Somasi Luhut ini menambah fenomena serangan serupa yakni musim somasi yang dilayangkan pejabat pemerintah kepada publik akhir-akhir ini. Ini adalah bentuk pembungkaman dan bukti tidak adanya transparansi maupun akuntabilitas terkait informasi publik. Hasil riset ini juga merupakan salah satu bentuk kerja-kerja Pembela Hak Asasi Manusia dan bentuk kebebasan berpendapat yang dilindungi dan dijamin oleh negara.

Hal itu diatur dalam Pasal 28E ayat (2) dan Pasal 28F UUD 1945, TAP MPR No. XVII/MPR/1998 tentang Hak Asasi Manusia, Pasal 19 Deklarasi Universal Hak Asasi Manusia, Pasal 19 ayat (1) dan (2) Kovenan Internasional Hak Sipil dan Politik yang sudah diratifikasi oleh Pemerintah Indonesia pada tahun 2005, dan Pasal 23 ayat (2) Undang-Undang Nomor 39 Tahun 1999 tentang Hak Asasi Manusia.

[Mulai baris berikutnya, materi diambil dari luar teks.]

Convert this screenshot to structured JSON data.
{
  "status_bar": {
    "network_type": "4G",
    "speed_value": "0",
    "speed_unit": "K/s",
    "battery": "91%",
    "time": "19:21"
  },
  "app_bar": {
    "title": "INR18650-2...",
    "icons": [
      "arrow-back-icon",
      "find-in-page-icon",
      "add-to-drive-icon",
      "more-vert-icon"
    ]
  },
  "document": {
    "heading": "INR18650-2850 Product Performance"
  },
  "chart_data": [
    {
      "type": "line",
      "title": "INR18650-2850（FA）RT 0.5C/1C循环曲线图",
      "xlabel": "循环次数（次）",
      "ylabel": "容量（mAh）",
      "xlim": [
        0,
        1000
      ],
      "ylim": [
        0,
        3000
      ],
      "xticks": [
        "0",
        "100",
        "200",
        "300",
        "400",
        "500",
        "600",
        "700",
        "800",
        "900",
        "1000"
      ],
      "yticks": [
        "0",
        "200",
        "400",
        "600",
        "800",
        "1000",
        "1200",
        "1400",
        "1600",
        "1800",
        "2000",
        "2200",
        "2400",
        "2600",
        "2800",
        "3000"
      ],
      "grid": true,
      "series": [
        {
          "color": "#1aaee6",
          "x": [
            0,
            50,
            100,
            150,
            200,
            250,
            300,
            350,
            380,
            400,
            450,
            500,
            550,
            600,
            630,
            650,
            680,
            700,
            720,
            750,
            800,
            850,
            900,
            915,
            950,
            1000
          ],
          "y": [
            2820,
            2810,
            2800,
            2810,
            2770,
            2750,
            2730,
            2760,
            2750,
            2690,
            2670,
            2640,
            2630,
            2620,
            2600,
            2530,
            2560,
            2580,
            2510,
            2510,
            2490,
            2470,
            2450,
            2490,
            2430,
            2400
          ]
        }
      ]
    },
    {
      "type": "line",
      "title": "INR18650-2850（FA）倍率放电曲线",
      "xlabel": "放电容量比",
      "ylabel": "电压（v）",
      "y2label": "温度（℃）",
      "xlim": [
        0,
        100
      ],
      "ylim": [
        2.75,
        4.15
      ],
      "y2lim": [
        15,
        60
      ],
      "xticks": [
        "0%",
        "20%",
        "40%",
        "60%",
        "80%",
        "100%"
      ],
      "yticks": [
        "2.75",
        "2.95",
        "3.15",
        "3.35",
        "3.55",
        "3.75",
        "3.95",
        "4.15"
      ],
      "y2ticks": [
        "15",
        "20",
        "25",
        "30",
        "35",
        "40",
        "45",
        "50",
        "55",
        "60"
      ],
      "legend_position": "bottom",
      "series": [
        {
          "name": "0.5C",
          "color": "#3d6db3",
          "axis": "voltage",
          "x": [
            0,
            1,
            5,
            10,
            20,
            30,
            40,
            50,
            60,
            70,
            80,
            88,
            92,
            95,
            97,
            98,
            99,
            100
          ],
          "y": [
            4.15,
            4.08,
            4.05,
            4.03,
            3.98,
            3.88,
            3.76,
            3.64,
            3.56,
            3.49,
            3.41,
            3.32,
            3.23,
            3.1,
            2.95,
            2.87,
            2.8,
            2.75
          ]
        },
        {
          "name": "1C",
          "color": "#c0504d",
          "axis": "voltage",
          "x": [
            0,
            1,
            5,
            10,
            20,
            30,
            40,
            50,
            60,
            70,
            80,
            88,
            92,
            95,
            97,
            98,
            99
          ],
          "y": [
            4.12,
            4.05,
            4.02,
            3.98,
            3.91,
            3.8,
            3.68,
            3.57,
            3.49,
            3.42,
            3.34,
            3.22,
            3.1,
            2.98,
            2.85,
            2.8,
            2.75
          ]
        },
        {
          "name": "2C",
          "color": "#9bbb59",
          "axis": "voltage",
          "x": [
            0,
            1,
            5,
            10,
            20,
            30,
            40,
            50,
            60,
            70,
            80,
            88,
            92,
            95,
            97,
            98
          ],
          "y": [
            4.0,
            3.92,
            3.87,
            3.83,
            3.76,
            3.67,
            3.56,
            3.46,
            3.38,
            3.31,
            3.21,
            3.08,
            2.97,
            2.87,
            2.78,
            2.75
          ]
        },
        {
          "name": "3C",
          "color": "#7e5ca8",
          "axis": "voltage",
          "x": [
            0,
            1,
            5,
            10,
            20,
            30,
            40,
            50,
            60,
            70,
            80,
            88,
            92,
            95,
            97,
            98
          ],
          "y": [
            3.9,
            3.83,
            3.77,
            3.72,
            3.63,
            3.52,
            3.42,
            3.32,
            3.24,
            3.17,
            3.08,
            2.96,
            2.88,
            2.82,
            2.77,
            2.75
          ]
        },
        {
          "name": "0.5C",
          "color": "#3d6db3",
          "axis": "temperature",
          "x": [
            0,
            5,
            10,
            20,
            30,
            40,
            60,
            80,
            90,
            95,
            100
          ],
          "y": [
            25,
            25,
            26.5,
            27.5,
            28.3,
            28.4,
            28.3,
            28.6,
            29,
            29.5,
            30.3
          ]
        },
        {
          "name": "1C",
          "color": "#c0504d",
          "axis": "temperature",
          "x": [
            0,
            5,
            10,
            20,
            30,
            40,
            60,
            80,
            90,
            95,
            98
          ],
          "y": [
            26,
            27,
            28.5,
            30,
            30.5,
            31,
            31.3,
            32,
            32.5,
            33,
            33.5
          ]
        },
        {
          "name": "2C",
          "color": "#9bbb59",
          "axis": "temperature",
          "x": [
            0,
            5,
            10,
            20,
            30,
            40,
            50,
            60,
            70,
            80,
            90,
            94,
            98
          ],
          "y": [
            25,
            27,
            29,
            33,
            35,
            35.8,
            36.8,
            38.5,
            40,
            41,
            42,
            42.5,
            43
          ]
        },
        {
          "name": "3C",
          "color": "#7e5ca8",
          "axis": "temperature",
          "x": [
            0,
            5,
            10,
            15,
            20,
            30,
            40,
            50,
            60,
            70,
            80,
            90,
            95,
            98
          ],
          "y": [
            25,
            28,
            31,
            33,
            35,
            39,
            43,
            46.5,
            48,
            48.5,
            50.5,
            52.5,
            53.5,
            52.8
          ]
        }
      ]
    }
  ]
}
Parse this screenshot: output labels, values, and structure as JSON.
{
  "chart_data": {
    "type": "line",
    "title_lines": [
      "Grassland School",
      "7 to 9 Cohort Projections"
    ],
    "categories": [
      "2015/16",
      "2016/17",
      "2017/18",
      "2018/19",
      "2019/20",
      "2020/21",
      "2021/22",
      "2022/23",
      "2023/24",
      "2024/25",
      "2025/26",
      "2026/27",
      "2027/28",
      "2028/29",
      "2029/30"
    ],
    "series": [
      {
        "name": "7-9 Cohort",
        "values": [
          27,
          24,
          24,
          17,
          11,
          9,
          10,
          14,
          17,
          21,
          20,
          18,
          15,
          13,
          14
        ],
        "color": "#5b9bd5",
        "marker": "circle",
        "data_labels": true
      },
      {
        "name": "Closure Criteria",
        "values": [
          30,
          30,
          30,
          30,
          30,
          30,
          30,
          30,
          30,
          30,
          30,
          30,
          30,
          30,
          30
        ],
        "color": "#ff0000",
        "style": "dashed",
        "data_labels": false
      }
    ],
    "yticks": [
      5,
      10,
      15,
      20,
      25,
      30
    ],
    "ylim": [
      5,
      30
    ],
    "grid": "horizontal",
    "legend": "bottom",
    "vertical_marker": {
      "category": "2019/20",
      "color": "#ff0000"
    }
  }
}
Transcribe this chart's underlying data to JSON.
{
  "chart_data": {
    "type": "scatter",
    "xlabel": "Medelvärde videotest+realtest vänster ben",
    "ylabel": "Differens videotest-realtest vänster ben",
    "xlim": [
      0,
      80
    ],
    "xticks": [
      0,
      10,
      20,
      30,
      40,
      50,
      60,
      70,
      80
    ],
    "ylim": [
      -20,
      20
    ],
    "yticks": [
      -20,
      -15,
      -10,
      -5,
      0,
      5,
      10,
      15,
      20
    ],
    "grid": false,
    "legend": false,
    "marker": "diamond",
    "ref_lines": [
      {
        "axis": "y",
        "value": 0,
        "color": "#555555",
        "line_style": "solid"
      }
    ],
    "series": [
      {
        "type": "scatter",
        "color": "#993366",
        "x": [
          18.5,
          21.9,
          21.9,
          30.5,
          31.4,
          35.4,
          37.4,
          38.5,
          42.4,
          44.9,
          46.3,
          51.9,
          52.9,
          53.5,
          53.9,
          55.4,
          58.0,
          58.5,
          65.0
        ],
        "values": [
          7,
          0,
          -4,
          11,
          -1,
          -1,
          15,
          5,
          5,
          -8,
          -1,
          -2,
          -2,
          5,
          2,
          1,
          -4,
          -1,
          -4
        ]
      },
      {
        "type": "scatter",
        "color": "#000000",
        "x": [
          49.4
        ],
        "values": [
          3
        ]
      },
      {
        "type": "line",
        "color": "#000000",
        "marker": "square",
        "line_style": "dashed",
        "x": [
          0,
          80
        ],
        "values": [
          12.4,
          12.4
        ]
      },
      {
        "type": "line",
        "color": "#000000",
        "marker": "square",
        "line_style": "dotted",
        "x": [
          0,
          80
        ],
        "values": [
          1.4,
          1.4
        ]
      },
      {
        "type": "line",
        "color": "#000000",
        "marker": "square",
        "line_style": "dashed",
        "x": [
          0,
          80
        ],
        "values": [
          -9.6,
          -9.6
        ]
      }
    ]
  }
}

Selain itu, tren somasi yang dilayangkan pejabat negara ini merupakan bentuk anti kritik. Padahal pernyataan ataupun penyampaian informasi publik dan kritik terhadap pejabat negara merupakan salah satu bentuk partisipasi publik yang dilindungi sebagaimana Pasal 28E ayat (3) UUD 1045, Pasal 23, Pasal 25, Pasal 44 Undang-Undang No. 39 tahun 1999 tentang Hak Asasi Manusia, Pasal 8 ayat (1) Undang-Undang No. 28 Tahun 1999 tentang Penyelenggara Negara yang Bersih dan Bebas dari Korupsi, Kolusi dan Nepotisme.

“Somasi itu ruang personal bukan dilakukan pejabat publik. Yang kami maksudkan menegasikan dari ruang publik jadi personal ini jadi tindakan represif oleh pejabat publik, kami menolak itu,” jelas Julius.

Sebelumnya, kuasa hukum Luhut Binsar Panjaitan, Juniver Girsang, mengatakan bahwa apa yang disampaikan Harris Azhar dan Fatia Maulidiyanti dalam akun youtubenya adalah tidak benar dan tidak berdasar. Dalam acara salah satu program TV, Juniver meminta Harris Azhar dan Fatia untuk mempertanggungjawabkan hal tersebut.

“Apa yang disampaikan dalam channel Youtube rekan saya Harris Azhar tidak benar dan tidak berdasar. Sekali lagi kami minta dijelaskan dalam jawaban somasi kami. Namun, tentu ada pertanggung jawaban dalam berita bohong, itu ada pertanggung jawaban,” katanya.